Upper Extremity Injuries
AC joint injuries are the most common upper extremity injury in lacrosse accounting for 5.1% of game injuries and 1.9% of practice injuries. These injuries are usually self-resolving and improve with conservative care. AC joint injuries should be evaluated and treated by your athletic trainer. Treatment usually involves a period of rest and immobilization if needed. Initially, goals are to reduce pain and regain range of motion. Once symptoms resolve, a strength program should be initiated with a gradual progression back to sports.

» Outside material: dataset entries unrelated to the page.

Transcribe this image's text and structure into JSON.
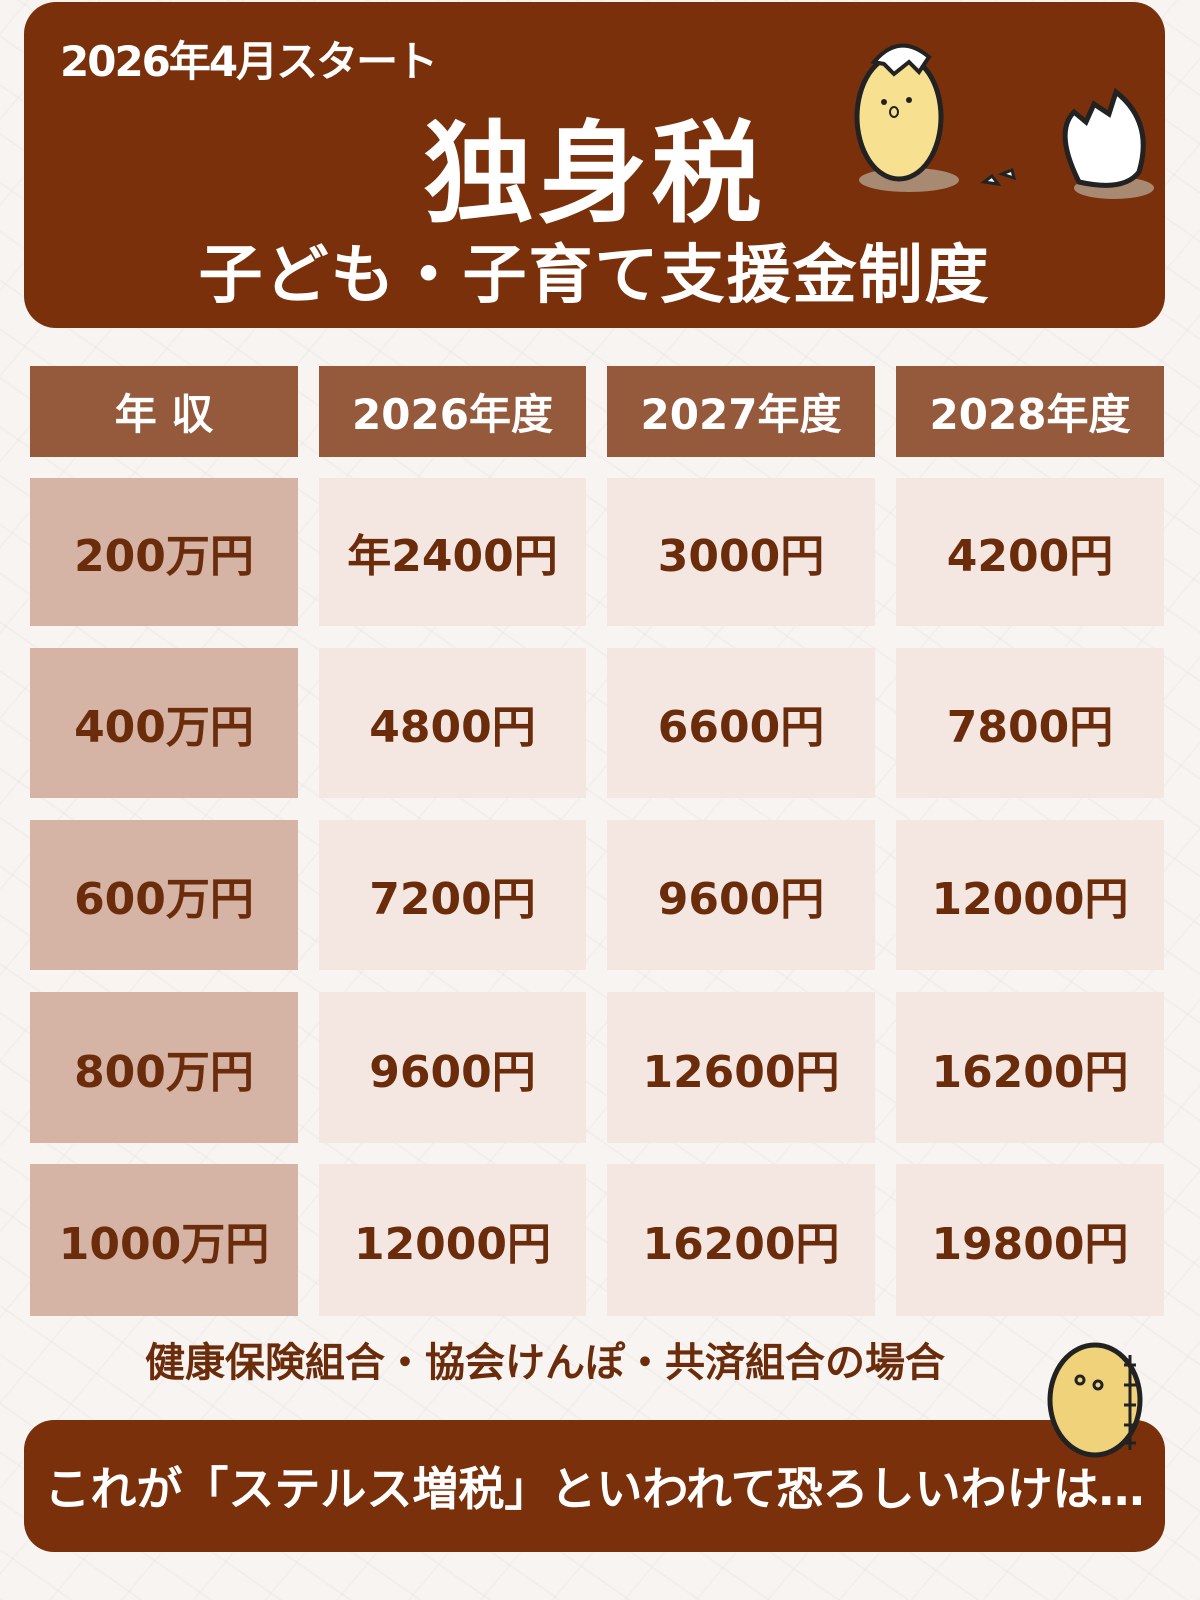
{
  "header": {
    "start_label": "2026年4月スタート",
    "title": "独身税",
    "subtitle": "子ども・子育て支援金制度"
  },
  "table": {
    "columns": [
      "年 収",
      "2026年度",
      "2027年度",
      "2028年度"
    ],
    "rows": [
      {
        "income": "200万円",
        "values": [
          "年2400円",
          "3000円",
          "4200円"
        ]
      },
      {
        "income": "400万円",
        "values": [
          "4800円",
          "6600円",
          "7800円"
        ]
      },
      {
        "income": "600万円",
        "values": [
          "7200円",
          "9600円",
          "12000円"
        ]
      },
      {
        "income": "800万円",
        "values": [
          "9600円",
          "12600円",
          "16200円"
        ]
      },
      {
        "income": "1000万円",
        "values": [
          "12000円",
          "16200円",
          "19800円"
        ]
      }
    ]
  },
  "note": "健康保険組合・協会けんぽ・共済組合の場合",
  "footer": "これが「ステルス増税」といわれて恐ろしいわけは…",
  "colors": {
    "brand_brown": "#7a300a",
    "header_cell": "#955a3c",
    "income_cell": "#d5b3a5",
    "value_cell": "#f4e7e1",
    "text": "#6b2c0c"
  }
}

Shoulder sprains/strains account for less than 3% of all injuries in men’s lacrosse. These are minor injuries that resolve with conservative care. As any injury, they should be evaluated by your athletic trainer who will develop a program to regain range of motion and strength with a supervised return to play, if any time away from the sport is needed.
Shoulder subluxations/dislocations account for less than 3% of all injuries. These are more serious and need immediate evaluation by your team’s athletic trainer with a referral to a sports medicine physician. These injuries require a longer time away from sports and a more prolonged rehabilitation program. Dislocations may require surgical stabilization which is why a physician consultation is needed.
Thumb fractures are another uncommon injury in lacrosse. They are almost always the result of being hit by a stick. These injuries are usually significant and require time away from sports and some type of physician treatment. This can be as minimal as splinting or as significant as surgery, depending on the severity of the fracture.
As you can see, ankle sprains and knee internal derangements (meniscus tears and ligament injuries) are the two most common injuries followed by concussions. Upper extremity injuries are much less common and usually less severe as well. Any injury should be evaluated by your athletic trainer to assess the severity of the injury and determine the appropriate plan of care.